Llueve contra la ventana, salpicando el cristal de pequeñas gotas que van resbalando dejando tras de sí una suave estela de luz difusa.
Con una luminosidad gris de mañana plomiza, el cuarto parece más grande de lo que aparentaba ayer por la noche.
Un ayer por la noche febril. Con derroche de besos y caricias, sabor a sudor. Labios que treparon por su cuello, y manos que recorrieron su cintura buscando el sur de su cuerpo.

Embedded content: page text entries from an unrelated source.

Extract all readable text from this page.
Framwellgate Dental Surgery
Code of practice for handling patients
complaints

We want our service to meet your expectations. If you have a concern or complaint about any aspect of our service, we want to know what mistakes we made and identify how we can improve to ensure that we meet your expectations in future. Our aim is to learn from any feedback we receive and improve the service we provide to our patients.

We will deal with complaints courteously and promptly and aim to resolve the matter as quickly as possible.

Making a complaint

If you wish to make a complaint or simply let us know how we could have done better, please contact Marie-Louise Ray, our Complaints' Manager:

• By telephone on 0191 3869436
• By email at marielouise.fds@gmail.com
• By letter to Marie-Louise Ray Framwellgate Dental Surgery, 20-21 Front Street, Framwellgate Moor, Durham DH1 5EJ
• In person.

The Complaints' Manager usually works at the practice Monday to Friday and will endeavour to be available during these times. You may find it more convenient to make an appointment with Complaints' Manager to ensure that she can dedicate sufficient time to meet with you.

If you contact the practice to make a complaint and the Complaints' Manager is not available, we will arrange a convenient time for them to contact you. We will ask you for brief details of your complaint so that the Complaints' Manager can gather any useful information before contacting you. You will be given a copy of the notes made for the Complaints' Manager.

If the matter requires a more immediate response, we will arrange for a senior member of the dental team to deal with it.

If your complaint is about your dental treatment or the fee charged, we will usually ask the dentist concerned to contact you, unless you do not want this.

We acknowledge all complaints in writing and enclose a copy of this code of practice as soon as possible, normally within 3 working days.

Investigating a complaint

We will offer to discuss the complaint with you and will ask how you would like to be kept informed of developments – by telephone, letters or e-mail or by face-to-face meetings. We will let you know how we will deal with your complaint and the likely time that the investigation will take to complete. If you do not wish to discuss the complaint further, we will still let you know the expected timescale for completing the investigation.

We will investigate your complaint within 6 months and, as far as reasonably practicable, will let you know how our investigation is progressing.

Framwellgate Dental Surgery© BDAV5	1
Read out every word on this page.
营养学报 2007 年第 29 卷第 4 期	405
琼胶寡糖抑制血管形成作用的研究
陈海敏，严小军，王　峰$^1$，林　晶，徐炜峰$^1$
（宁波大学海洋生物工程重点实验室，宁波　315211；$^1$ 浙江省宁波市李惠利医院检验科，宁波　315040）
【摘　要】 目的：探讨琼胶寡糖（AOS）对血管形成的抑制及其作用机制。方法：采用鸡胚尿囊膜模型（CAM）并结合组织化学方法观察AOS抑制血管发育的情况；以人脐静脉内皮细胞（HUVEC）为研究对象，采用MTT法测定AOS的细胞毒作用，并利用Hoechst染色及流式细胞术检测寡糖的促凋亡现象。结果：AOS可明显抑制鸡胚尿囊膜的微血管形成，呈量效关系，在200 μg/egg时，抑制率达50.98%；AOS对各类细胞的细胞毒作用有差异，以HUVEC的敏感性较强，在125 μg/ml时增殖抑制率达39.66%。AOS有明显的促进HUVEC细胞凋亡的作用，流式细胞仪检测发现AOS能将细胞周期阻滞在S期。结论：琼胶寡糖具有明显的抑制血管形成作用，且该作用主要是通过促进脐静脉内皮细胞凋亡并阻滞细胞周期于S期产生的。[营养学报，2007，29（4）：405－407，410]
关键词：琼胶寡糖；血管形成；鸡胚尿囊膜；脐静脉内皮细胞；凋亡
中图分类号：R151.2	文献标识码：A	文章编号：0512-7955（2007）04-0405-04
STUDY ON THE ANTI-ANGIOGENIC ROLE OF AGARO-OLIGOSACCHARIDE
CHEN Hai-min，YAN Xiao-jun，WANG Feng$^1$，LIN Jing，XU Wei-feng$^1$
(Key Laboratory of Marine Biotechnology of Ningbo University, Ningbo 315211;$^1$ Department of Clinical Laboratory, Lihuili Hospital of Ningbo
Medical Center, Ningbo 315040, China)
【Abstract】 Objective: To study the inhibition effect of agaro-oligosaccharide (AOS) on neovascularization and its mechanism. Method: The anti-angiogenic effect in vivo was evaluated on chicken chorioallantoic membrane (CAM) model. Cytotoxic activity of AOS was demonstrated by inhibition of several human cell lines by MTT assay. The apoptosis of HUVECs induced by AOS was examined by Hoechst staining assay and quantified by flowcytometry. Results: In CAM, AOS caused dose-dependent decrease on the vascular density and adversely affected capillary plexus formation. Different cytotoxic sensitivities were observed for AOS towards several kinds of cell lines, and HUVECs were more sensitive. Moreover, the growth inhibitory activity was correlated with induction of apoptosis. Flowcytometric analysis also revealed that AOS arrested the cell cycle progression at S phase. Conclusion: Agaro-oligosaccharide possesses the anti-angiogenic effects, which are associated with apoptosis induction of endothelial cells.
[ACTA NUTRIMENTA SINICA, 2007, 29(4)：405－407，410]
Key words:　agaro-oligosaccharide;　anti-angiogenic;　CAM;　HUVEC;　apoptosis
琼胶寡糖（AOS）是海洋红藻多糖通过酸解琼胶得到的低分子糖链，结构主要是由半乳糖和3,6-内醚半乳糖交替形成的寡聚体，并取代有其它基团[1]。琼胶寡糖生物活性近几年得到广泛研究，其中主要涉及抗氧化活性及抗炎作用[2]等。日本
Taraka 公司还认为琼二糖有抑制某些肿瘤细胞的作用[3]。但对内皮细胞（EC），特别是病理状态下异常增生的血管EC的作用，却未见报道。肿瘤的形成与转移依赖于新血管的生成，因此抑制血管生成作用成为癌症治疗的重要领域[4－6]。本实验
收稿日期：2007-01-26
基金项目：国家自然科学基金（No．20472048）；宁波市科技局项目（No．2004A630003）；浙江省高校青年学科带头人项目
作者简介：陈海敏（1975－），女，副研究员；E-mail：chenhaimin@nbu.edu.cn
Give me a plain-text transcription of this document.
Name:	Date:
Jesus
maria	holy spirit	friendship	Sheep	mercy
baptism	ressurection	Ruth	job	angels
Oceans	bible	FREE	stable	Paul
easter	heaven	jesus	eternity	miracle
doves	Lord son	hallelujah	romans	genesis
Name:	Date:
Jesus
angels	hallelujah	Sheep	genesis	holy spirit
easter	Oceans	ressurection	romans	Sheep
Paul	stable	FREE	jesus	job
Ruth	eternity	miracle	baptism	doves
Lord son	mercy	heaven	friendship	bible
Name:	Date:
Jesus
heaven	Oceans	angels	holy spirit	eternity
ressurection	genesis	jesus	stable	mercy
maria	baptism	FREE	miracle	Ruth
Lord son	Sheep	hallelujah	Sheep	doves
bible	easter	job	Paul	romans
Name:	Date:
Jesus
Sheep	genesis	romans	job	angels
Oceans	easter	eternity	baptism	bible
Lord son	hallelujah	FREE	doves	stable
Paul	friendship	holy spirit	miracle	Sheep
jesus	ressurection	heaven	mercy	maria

Manos que ahora la tocan como a un piano, tamborileando sobre su piel, que reconocen los contornos que ayer eran difusos y deslizantes. Ahora están definidos bajo unos dedos que amanecen nostálgicos, y sujetan con fuerza a los dedos que los acarician.
La acerca y nota el calor aun medio dormido de su cuerpo. Ella recoge su mano y la lleva a su pecho, que ayer era fuente de locura y hoy es paz y sosiego.
Él llega a verse reflejado en el cristal de la ventana. Su pelo enmarañado, su mentón poco definido, ... Quizá, ella no querrá desayunar con él. Al fin y al cabo, no es el más guapo, ni el más listo,... sólo lo eligió ella, porque él no hizo nada, y acabaron enzarzados en susurros de filosofía, literatura y amor. Era una noche, ella tendría a más.
Él se levantó. Tampoco estaba seguro de que fuera la mujer de su vida, y si lo era, la encontraría más adelante.
- Don Juan, quédate a desayunar y hazme un café. ¿Te hace una mañana de soledad compartida?
- Sí - dijo, aunque lo que pensaba era: "no sé cómo acabará esto, pero va a doler; putas princesas piratas."